The 325 patients enrolled in the clinical trial were randomly assigned to either care from the START, or to receive the usual care, which can be a less-intensive, less-coordinated effort to offer care for opioid use disorder, if the care occurs at all.
The study found that 57% of patients who were in the START group started medication treatment for their opioid use disorder, compared to 27% of those receiving usual care. In addition, 72% of those in the START group linked with treatment following discharge, compared to 40% of those receiving usual care.
Ober said that while the project focused on opioids, researchers believe it may be useful for other types of substance use disorders. They are making plans for a trial of the START protocol for patients with unhealthy alcohol use.

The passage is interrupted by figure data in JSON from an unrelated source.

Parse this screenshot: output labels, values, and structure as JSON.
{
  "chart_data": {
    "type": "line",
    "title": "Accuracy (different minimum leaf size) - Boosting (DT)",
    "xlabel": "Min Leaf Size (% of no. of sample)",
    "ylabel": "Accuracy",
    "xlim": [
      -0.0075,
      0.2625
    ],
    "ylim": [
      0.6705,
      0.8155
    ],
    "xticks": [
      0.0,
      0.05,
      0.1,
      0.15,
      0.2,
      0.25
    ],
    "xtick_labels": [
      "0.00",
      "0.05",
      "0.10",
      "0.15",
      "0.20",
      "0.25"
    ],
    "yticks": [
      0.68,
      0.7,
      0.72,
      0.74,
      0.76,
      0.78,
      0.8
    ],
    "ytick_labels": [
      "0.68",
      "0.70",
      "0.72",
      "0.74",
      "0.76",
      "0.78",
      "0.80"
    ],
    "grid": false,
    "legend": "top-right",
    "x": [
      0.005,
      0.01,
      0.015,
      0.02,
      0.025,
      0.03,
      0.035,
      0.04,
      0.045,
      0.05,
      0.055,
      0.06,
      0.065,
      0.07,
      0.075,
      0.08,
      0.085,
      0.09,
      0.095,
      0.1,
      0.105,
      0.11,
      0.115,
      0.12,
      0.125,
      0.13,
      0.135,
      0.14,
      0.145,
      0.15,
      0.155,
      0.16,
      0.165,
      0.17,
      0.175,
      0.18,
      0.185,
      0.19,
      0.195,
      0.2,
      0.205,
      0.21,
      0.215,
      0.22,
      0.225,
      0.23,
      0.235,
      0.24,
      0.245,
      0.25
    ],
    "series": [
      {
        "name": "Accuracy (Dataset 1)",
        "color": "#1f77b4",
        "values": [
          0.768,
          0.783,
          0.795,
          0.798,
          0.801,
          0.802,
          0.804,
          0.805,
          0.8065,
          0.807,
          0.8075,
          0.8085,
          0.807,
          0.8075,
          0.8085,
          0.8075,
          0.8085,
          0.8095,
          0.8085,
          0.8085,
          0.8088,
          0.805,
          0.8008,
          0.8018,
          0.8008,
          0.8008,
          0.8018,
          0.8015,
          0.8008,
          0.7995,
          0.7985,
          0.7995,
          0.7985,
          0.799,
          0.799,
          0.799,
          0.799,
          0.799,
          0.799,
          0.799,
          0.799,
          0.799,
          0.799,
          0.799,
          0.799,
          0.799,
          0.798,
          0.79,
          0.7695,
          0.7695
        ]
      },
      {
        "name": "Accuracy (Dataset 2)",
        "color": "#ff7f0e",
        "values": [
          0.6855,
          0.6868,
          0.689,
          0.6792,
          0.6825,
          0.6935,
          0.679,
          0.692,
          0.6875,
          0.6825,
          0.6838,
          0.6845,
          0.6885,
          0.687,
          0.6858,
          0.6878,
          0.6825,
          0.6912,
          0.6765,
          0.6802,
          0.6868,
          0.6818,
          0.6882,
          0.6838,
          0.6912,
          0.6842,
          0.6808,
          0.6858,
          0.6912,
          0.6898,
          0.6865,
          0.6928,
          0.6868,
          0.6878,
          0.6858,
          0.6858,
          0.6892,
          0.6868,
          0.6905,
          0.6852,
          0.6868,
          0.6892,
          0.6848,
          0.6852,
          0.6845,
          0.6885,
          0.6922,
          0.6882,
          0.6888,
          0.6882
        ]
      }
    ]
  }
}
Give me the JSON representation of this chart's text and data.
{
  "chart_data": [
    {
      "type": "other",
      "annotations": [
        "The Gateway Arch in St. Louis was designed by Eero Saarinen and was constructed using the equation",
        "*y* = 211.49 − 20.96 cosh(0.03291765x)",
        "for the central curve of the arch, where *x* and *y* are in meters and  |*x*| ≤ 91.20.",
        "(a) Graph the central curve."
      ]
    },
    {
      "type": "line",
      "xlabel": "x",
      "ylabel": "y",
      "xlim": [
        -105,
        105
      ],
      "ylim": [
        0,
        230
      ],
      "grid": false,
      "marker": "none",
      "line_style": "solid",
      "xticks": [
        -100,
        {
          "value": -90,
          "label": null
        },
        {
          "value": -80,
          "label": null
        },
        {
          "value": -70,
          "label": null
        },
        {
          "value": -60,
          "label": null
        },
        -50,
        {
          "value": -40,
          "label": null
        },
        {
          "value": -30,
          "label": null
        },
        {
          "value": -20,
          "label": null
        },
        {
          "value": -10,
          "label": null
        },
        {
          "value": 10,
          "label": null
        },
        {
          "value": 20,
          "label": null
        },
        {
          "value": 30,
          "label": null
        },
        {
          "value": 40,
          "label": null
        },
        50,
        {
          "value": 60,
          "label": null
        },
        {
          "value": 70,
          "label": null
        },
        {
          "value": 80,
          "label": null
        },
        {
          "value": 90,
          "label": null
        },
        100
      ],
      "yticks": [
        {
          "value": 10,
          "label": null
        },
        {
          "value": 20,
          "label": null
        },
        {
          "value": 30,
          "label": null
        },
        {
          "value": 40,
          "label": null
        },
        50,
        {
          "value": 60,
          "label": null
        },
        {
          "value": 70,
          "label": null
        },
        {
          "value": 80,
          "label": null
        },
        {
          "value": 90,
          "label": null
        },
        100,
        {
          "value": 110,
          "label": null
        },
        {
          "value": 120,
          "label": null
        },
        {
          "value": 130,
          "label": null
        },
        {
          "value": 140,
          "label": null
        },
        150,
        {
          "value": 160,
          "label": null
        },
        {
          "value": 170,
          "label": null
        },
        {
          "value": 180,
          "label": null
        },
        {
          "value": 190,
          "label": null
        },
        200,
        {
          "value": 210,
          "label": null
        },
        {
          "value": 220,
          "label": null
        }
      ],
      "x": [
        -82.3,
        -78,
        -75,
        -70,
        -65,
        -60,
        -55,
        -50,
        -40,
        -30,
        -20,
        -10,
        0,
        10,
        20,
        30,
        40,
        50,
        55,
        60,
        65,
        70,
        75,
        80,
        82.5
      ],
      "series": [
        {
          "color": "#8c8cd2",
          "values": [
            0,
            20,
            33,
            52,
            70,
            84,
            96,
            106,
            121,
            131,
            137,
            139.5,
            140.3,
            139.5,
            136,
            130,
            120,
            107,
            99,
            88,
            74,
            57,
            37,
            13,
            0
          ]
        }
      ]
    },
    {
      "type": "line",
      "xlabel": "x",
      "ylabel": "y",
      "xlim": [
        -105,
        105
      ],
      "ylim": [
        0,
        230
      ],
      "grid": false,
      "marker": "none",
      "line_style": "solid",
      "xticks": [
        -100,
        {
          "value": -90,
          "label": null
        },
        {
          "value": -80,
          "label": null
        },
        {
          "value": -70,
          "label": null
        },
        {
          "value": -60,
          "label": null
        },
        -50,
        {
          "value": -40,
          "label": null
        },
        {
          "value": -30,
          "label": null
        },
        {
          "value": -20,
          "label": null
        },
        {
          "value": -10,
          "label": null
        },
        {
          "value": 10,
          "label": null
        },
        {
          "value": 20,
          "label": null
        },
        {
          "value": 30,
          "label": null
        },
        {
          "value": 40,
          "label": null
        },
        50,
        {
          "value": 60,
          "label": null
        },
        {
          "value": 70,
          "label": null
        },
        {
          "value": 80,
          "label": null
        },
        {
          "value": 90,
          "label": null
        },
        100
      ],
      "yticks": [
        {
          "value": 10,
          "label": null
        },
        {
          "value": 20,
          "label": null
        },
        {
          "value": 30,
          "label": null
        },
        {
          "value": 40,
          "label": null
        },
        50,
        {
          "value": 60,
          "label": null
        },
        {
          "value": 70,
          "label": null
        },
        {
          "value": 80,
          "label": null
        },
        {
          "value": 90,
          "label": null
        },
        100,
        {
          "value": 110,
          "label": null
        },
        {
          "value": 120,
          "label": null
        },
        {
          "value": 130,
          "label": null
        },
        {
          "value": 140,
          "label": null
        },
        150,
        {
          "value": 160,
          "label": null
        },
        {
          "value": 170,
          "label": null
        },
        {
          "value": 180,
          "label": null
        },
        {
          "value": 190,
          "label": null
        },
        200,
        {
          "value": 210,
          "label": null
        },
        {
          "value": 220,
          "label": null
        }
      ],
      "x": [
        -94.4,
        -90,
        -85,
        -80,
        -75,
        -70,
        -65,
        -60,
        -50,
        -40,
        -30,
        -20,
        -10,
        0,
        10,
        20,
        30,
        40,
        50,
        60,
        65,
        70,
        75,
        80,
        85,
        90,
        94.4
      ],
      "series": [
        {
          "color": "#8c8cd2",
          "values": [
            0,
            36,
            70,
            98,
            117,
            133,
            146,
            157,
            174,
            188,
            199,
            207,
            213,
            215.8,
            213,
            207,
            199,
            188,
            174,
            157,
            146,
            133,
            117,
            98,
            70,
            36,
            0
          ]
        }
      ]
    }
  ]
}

Support for the study was provided by the National Center for Advancing Translational Sciences and National Institute on Drug Abuse, both parts of the National Institutes of Health, under grant award number U01TR002756-01A1. This content is solely the responsibility of the authors and does not necessarily represent the official views of the National Institutes of Health.
Other authors of the publication are Mia W. Mazer, Teryl Nuckols, and Waguih William IsHak, all of Cedars Sinai; Cristina Murray-Krezan of the University of Pittsburgh School of Medicine; Kimberly Page, Jess Anderson, and Sergio Huerta of the University of New Mexico Health Sciences Center; Peter D. Friedmann, Stephen Ryzewicz and Randall A. Hoskinson, all of University of Massachusetts Chan Medical School; Karen Chan Osilla of the Stanford School of Medicine; and Katherine E. Watkins, Louis T. Mariano, Richard Garvey and Alexandra Peltz, all of RAND.